As Mr Maxwell indicates, another unpopular phenomenon has been helping English sparkling winemakers. Warmer weather extending into September over the past few years, likely attributable to climate change, has helped to produce sweeter grapes with a less bitter taste. The UK’s Meteorological Office reports that the country’s summer rainfall has decreased on average in the last century, and that summer comes earlier and lingers longer.

“We’ve definitely seen longer summers,” says Sam Linter, managing director of the Bolney Estate, which has been producing red and white wine in West Sussex since 1972 and sparkling wine since 2000. Longer summers mean greater “phenolic ripeness”, where flavour molecules in the grapes’ skin develop, “and that has led to more complexity in our wines”, Ms Linter says.

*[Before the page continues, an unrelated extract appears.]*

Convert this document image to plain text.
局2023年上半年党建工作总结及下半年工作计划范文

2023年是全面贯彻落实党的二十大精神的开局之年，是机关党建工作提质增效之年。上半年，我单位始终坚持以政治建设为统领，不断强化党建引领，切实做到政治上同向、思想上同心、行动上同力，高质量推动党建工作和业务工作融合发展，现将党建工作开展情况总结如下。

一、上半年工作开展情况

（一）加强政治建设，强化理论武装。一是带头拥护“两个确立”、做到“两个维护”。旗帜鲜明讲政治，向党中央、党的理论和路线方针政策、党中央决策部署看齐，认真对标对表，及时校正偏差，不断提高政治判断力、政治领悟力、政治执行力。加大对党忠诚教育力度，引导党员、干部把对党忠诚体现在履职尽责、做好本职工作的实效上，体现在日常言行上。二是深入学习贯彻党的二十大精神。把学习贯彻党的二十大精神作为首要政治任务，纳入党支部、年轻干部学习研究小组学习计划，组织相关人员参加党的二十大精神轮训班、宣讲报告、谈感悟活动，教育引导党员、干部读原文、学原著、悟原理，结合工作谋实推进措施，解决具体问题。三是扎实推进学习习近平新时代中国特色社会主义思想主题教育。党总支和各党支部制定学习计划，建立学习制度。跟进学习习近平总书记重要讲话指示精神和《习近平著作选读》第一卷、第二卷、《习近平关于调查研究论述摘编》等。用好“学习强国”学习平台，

English success here is more complicated than good fortune from a weaker exchange rate and a warmer climate. Longstanding producers such as Bolney, and Camel Valley further away in Cornwall, have survived years of relative anonymity by investing in their facilities, raising the quality of their wines and nurturing their fan bases.

Although English makers have won international awards for their sparkling wines since the 1980s, the move upwards occurred during the 1990s, when start-ups such as Sussex-based Nyetimber and Ridgeview, and Chapel Down in Kent, converted to the typical champagne grapes (chardonnay, pinot noir and pinot meunier).

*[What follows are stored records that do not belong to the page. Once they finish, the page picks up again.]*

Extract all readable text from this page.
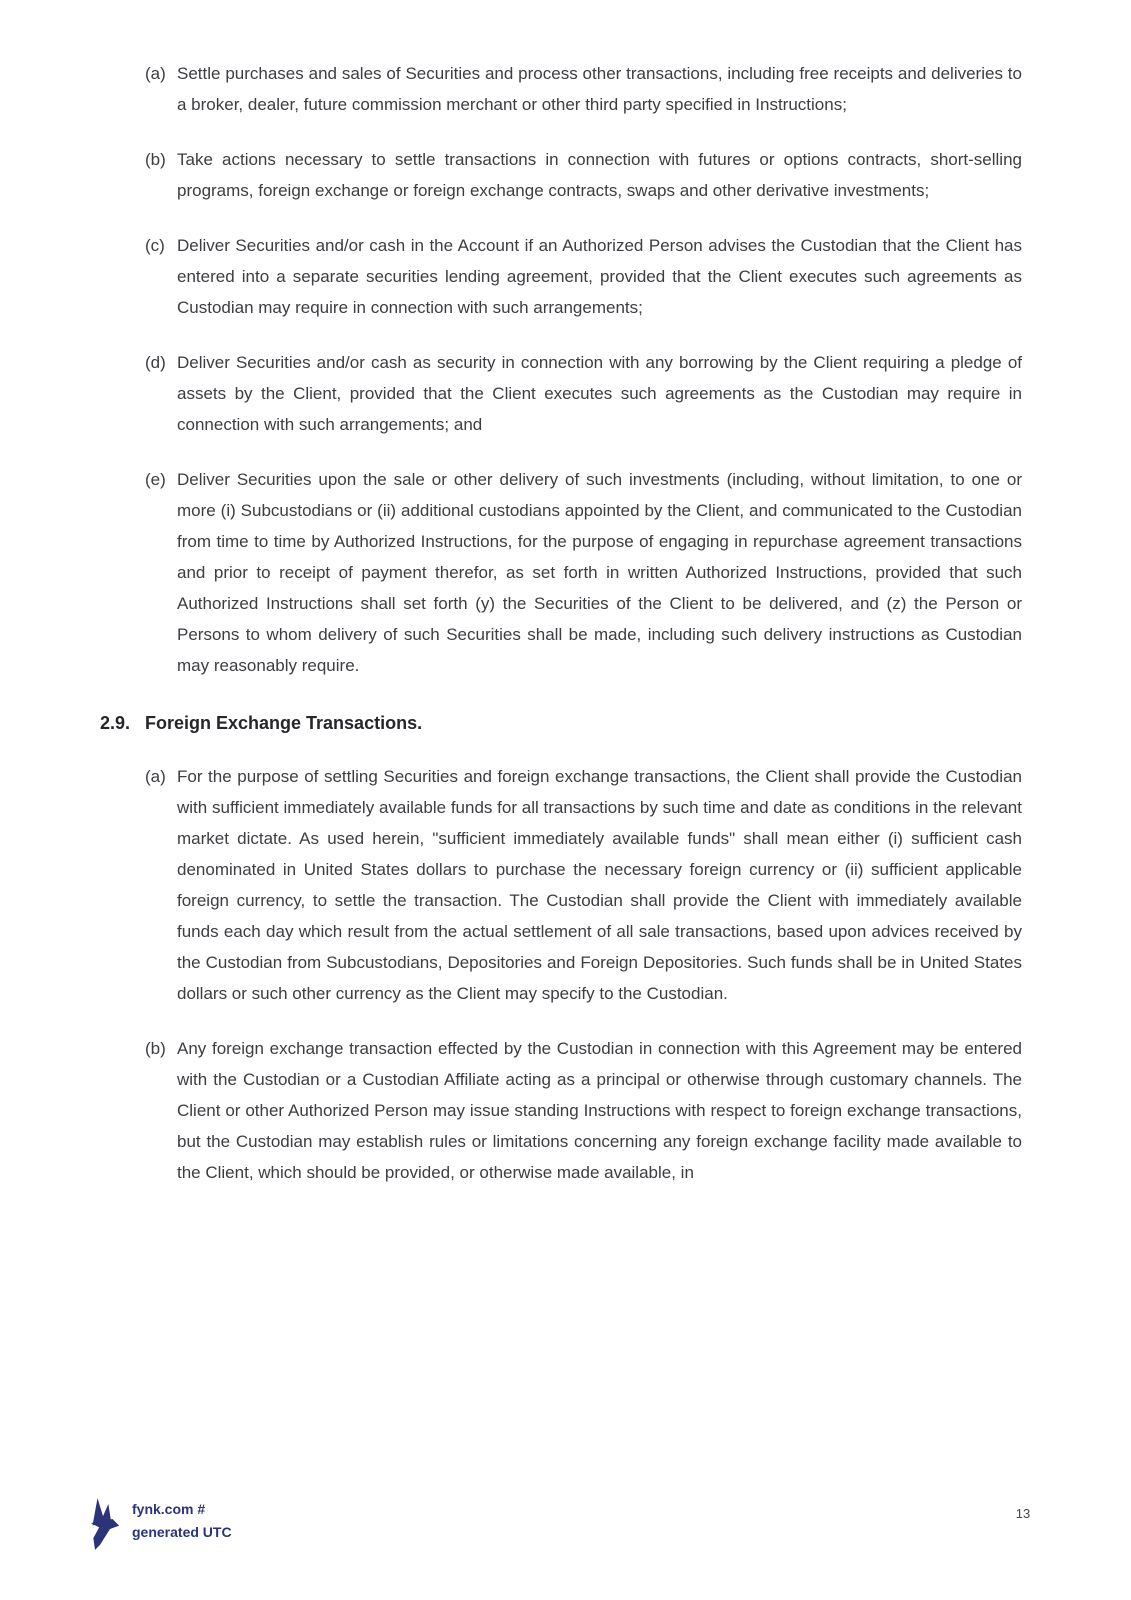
(a) Settle purchases and sales of Securities and process other transactions, including free receipts and deliveries to a broker, dealer, future commission merchant or other third party specified in Instructions;
(b) Take actions necessary to settle transactions in connection with futures or options contracts, short-selling programs, foreign exchange or foreign exchange contracts, swaps and other derivative investments;
(c) Deliver Securities and/or cash in the Account if an Authorized Person advises the Custodian that the Client has entered into a separate securities lending agreement, provided that the Client executes such agreements as Custodian may require in connection with such arrangements;
(d) Deliver Securities and/or cash as security in connection with any borrowing by the Client requiring a pledge of assets by the Client, provided that the Client executes such agreements as the Custodian may require in connection with such arrangements; and
(e) Deliver Securities upon the sale or other delivery of such investments (including, without limitation, to one or more (i) Subcustodians or (ii) additional custodians appointed by the Client, and communicated to the Custodian from time to time by Authorized Instructions, for the purpose of engaging in repurchase agreement transactions and prior to receipt of payment therefor, as set forth in written Authorized Instructions, provided that such Authorized Instructions shall set forth (y) the Securities of the Client to be delivered, and (z) the Person or Persons to whom delivery of such Securities shall be made, including such delivery instructions as Custodian may reasonably require.
2.9. Foreign Exchange Transactions.
(a) For the purpose of settling Securities and foreign exchange transactions, the Client shall provide the Custodian with sufficient immediately available funds for all transactions by such time and date as conditions in the relevant market dictate. As used herein, "sufficient immediately available funds" shall mean either (i) sufficient cash denominated in United States dollars to purchase the necessary foreign currency or (ii) sufficient applicable foreign currency, to settle the transaction. The Custodian shall provide the Client with immediately available funds each day which result from the actual settlement of all sale transactions, based upon advices received by the Custodian from Subcustodians, Depositories and Foreign Depositories. Such funds shall be in United States dollars or such other currency as the Client may specify to the Custodian.
(b) Any foreign exchange transaction effected by the Custodian in connection with this Agreement may be entered with the Custodian or a Custodian Affiliate acting as a principal or otherwise through customary channels. The Client or other Authorized Person may issue standing Instructions with respect to foreign exchange transactions, but the Custodian may establish rules or limitations concerning any foreign exchange facility made available to the Client, which should be provided, or otherwise made available, in
fynk.com #
generated UTC
13
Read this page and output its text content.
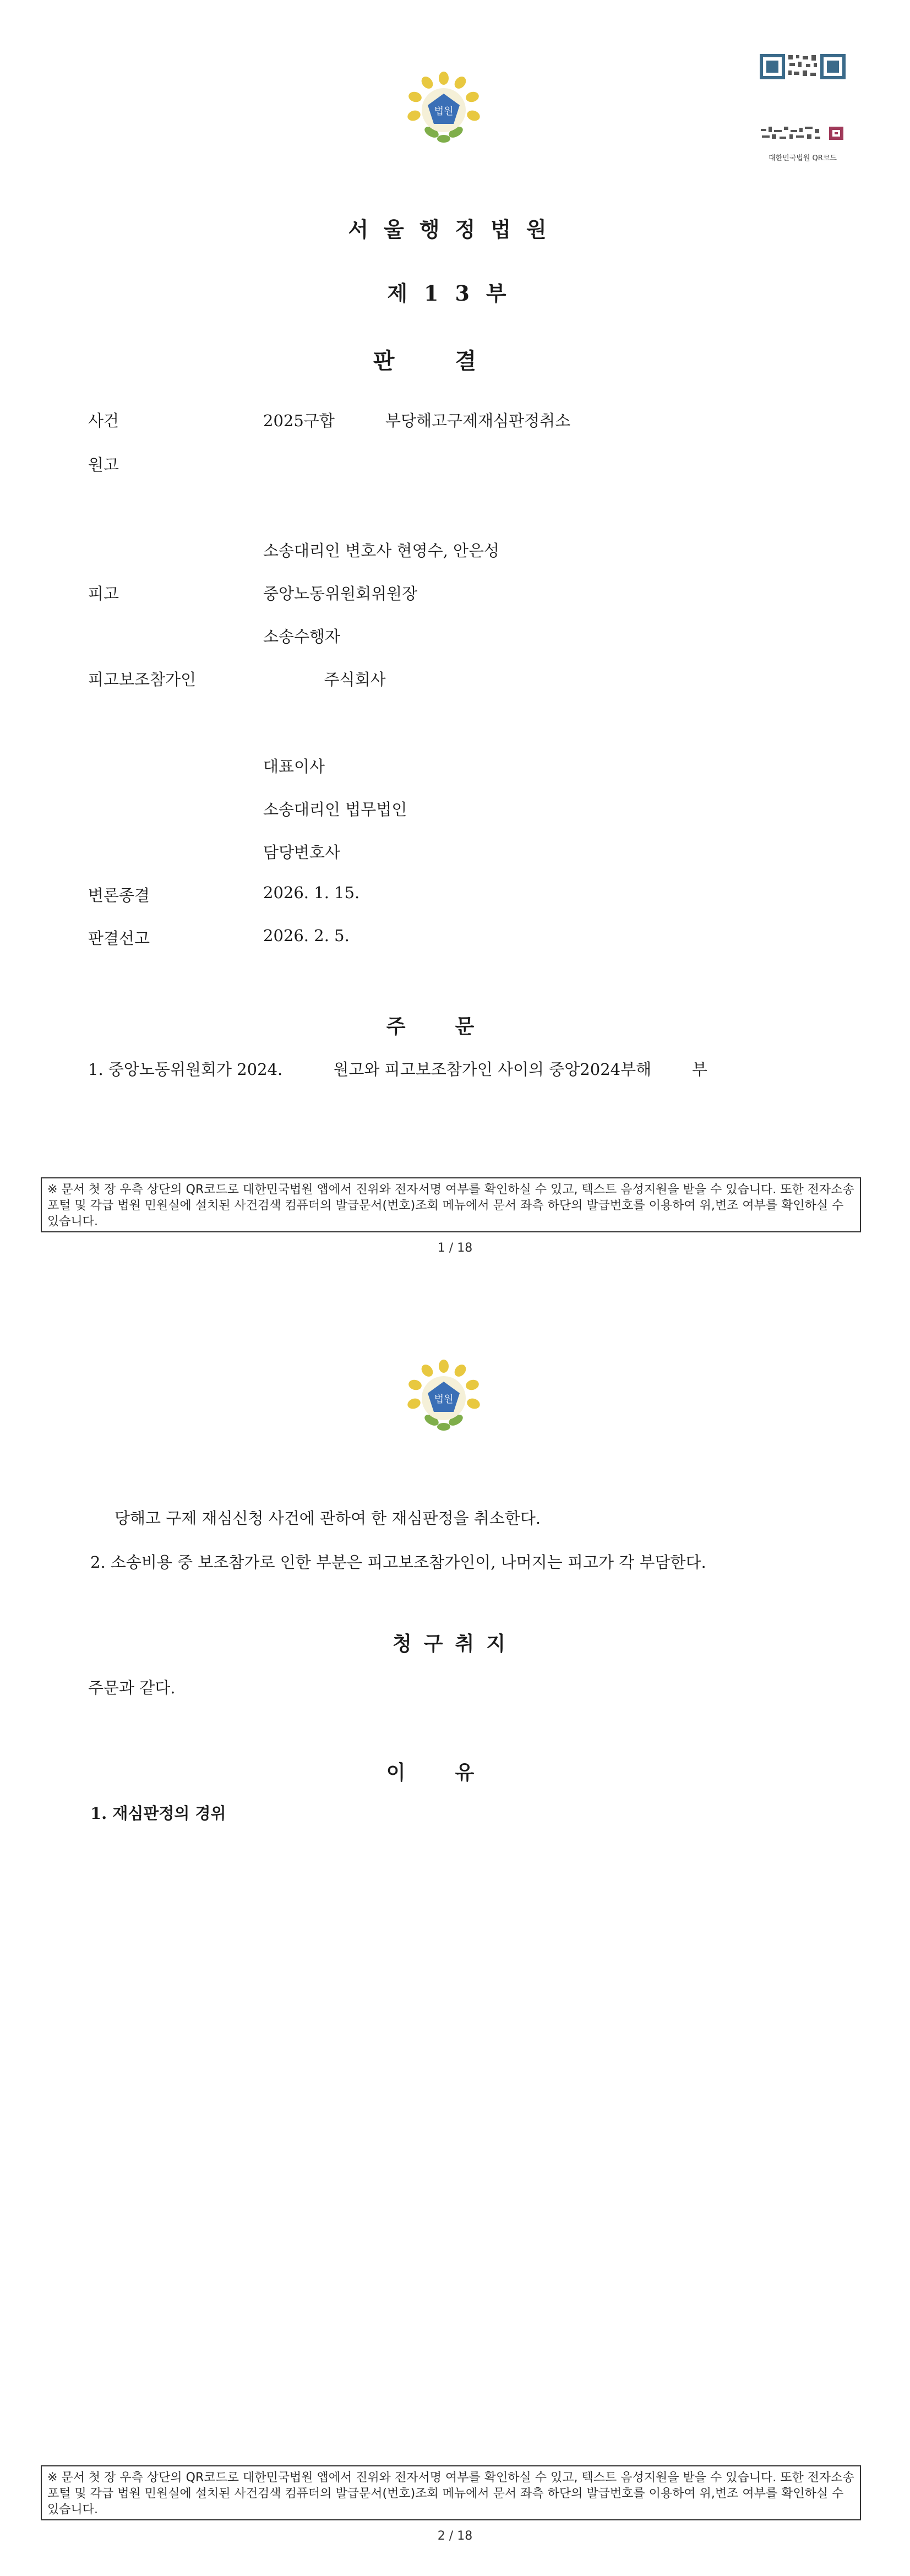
법원
대한민국법원 QR코드
서울행정법원
제13부
판결
사건	2025구합          부당해고구제재심판정취소
원고
소송대리인 변호사 현영수, 안은성
피고	중앙노동위원회위원장
소송수행자
피고보조참가인	주식회사
대표이사
소송대리인 법무법인
담당변호사
변론종결	2026. 1. 15.
판결선고	2026. 2. 5.
주문
1. 중앙노동위원회가 2024.          원고와 피고보조참가인 사이의 중앙2024부해        부
※ 문서 첫 장 우측 상단의 QR코드로 대한민국법원 앱에서 진위와 전자서명 여부를 확인하실 수 있고, 텍스트 음성지원을 받을 수 있습니다. 또한 전자소송포털 및 각급 법원 민원실에 설치된 사건검색 컴퓨터의 발급문서(번호)조회 메뉴에서 문서 좌측 하단의 발급번호를 이용하여 위,변조 여부를 확인하실 수 있습니다.
1 / 18
법원
당해고 구제 재심신청 사건에 관하여 한 재심판정을 취소한다.
2. 소송비용 중 보조참가로 인한 부분은 피고보조참가인이, 나머지는 피고가 각 부담한다.
청구취지
주문과 같다.
이유
1. 재심판정의 경위
※ 문서 첫 장 우측 상단의 QR코드로 대한민국법원 앱에서 진위와 전자서명 여부를 확인하실 수 있고, 텍스트 음성지원을 받을 수 있습니다. 또한 전자소송포털 및 각급 법원 민원실에 설치된 사건검색 컴퓨터의 발급문서(번호)조회 메뉴에서 문서 좌측 하단의 발급번호를 이용하여 위,변조 여부를 확인하실 수 있습니다.
2 / 18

A number of the larger winemakers plan to take advantage of their growing international reputation by expanding production. Ridgeview, one of England’s biggest producers, will lift its output by 60 per cent to 400,000 bottles by 2020. At Bolney, Ms Linton targets 320,000 by 2021, more than double its current total. Altogether domestic English wine production should double from its 2015 level to 10m bottles, mostly sparkling, according to estimates from the WSTA.

These upstart English houses are becoming significant enterprises. Chapel Down is listed on the UK small company exchange Nex and its market value has nearly doubled over the past year to £92m. Although sales have grown at this fast pace, operating profits have only appeared in the past year.

Chapel Down’s average bottle sells for £25, the company says, in UK supermarkets such as Waitrose and Sainsbury’s, in line with the average price of champagne in the UK, according to WSTA data. Compare that to over £35 for Gusbourne’s English sparkling wine and Nyetimber, another feted producer.

It also helps that consumers are keen to buy British. A 2015 YouGov Omnibus survey found that nearly four-fifths of adults in Britain believe buying locally-sourced produce is important.

The smallest producers, such as Ambriel in West Sussex, are observing this trend carefully. Charles and Wendy Outhwaite, a banker and a barrister respectively, founded the house in 2013 and have a target of 40,000 bottles annually, but are in no rush to expand. Mr Outhwaite believes the public is now taking an active interest in England as a producer of sparkling wine. Frosts in early May received a surprising level of media attention, he notes, for the potential damage done to English vineyards.

As for Brexit, politics aside, he agrees with Mr Maxwell: “Net-net it has to be a positive for our industry.”